How does blockchain work?
Blockchain is an anonymous public transaction. It begins with one user requesting a transaction from the other user or users. The requests are channeled through a peer-to-peer network that is then transferred to each involved computer, or node. Once the individual computers have received the requests, they validate via an algorithm. The approved transactions are noted as “blocks,” which are each added to the public ledger that is then created into a chain. The transactions are then finalized and permanent.
While the public can see the item that has changed hands and how much it is worth, the users are kept anonymous. While this may seem slightly dangerous in theory, there are many situations where anonymity is crucial for the parties involved. This can include an important document changing hands from lawyer to client, or a Bitcoin transfer from client to lawyer.

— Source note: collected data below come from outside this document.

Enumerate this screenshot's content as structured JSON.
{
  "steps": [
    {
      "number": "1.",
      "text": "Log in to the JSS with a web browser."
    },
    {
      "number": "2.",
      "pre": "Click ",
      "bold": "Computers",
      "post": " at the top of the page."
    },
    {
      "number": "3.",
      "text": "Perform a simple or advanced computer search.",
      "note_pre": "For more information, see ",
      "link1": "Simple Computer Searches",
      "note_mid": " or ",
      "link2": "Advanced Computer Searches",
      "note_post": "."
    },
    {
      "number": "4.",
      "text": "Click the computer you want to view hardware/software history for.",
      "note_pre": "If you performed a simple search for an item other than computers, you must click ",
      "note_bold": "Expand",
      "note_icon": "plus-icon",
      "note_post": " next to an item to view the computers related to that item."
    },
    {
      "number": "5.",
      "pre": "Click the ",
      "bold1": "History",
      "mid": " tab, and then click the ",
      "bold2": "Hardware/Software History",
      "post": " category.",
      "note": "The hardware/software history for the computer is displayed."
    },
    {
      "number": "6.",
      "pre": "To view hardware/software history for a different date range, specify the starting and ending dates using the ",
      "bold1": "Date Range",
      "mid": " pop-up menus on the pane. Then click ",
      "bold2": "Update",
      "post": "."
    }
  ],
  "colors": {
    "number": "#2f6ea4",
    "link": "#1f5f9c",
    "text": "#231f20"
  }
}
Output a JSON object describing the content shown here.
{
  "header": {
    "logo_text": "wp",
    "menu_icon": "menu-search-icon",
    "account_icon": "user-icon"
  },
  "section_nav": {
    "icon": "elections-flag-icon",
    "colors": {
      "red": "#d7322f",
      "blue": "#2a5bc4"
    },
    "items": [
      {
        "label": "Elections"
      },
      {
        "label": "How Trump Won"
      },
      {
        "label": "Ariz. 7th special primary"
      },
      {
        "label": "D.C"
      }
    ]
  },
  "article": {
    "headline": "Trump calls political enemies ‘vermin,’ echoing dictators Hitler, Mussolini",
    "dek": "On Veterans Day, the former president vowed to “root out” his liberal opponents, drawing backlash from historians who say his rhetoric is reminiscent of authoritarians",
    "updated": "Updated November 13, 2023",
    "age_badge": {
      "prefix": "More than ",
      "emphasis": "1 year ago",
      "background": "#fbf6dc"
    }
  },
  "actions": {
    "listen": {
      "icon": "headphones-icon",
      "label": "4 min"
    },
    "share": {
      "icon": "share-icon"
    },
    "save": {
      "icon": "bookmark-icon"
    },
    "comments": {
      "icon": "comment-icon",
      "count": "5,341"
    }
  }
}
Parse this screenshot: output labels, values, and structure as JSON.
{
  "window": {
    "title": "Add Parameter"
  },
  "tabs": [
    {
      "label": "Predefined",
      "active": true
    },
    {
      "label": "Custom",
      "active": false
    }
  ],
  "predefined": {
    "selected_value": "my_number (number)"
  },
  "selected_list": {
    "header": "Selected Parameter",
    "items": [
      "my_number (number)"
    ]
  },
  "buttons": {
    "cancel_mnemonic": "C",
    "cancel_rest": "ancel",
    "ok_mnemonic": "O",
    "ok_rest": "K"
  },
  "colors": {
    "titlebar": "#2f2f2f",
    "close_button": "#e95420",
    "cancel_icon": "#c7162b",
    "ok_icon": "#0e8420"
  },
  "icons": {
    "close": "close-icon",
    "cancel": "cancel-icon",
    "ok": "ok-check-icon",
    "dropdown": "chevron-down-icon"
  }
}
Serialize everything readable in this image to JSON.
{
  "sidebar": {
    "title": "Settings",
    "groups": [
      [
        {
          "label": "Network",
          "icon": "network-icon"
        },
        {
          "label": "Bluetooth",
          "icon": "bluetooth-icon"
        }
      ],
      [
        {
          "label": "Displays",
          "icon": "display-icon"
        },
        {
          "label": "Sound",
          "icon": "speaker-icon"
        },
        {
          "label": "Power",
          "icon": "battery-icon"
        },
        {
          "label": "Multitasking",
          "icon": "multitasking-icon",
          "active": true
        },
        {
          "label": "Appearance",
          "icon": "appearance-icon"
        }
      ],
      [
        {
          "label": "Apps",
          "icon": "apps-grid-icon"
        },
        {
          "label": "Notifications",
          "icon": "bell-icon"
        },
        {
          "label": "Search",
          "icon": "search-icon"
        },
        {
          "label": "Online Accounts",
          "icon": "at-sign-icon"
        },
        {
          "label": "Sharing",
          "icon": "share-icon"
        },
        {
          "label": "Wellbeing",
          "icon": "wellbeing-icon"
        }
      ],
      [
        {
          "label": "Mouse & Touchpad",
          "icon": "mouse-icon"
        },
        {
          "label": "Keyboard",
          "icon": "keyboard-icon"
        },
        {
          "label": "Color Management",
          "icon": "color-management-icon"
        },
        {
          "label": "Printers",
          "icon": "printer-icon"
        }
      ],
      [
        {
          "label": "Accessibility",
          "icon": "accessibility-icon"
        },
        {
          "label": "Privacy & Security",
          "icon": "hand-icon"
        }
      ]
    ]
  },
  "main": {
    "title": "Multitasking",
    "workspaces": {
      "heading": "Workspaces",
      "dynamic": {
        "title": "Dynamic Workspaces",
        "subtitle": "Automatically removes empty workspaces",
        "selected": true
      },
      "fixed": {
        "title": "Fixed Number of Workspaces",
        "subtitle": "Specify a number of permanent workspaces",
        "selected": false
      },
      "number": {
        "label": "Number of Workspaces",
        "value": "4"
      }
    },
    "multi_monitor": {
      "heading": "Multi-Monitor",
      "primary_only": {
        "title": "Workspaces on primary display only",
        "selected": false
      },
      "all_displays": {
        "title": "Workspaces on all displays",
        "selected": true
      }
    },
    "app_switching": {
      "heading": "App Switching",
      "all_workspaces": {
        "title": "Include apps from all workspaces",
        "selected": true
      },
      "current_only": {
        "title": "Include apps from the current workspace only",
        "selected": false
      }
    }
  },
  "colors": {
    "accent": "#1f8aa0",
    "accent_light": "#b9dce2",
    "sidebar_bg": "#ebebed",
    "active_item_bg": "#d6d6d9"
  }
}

Using Blockchain Technology
Blockchain use encompasses all types of value exchange, working with everything from strengthened security against hackers and malware to banking and payments with Bitcoin. Bitcoin is a form of blockchain technology with balances kept with public and private keys. A public key similar to a bank account number, whereas the private key is like an ATM PIN. As blockchain technology gains momentum, it may be more expected that legal firms accept Bitcoin transfers as a form of payment. With more adoption of blockchain, it will be easier to use Bitcoin transmissions to relieve lawyers of complex transactions like escrow accounts.
For law firms, blockchain can heavily benefit exchanges of important documents through smart contracts. Smart contracts are self-performing contracts that the two parties encode in blockchain. With the agreements accessible to involved parties, the participants can exchange money, property or anything else of value. Smart contracts remove the previous necessity for escrow agents and notaries.
“Many businesses lack current familiarity with such technology, [but] we anticipate that smart contracts will be utilized with greater frequency going forward,” says Todd Kartchner, an attorney at Fennemore Craig, P.C. in Arizona. “Although blockchains have challenges of their own, they are often faster, cheaper and more secure than traditional transactional mechanisms.”
Moving forward with blockchain technology, lawyers are still going to be necessary. Though there is a slight shift away from lawyers as modern technology advances, in-house legal teams will benefit greatly from blockchain technology. There has been a rise in legal operations for larger clients, and lawyers will continue to be necessary in digesting documents and information for their clients.
It remains important for lawyers to keep their minds open to modern technology. To make a positive impact on the legal industry, lawyers need to engage in arising advances. Blockchain should not be left out.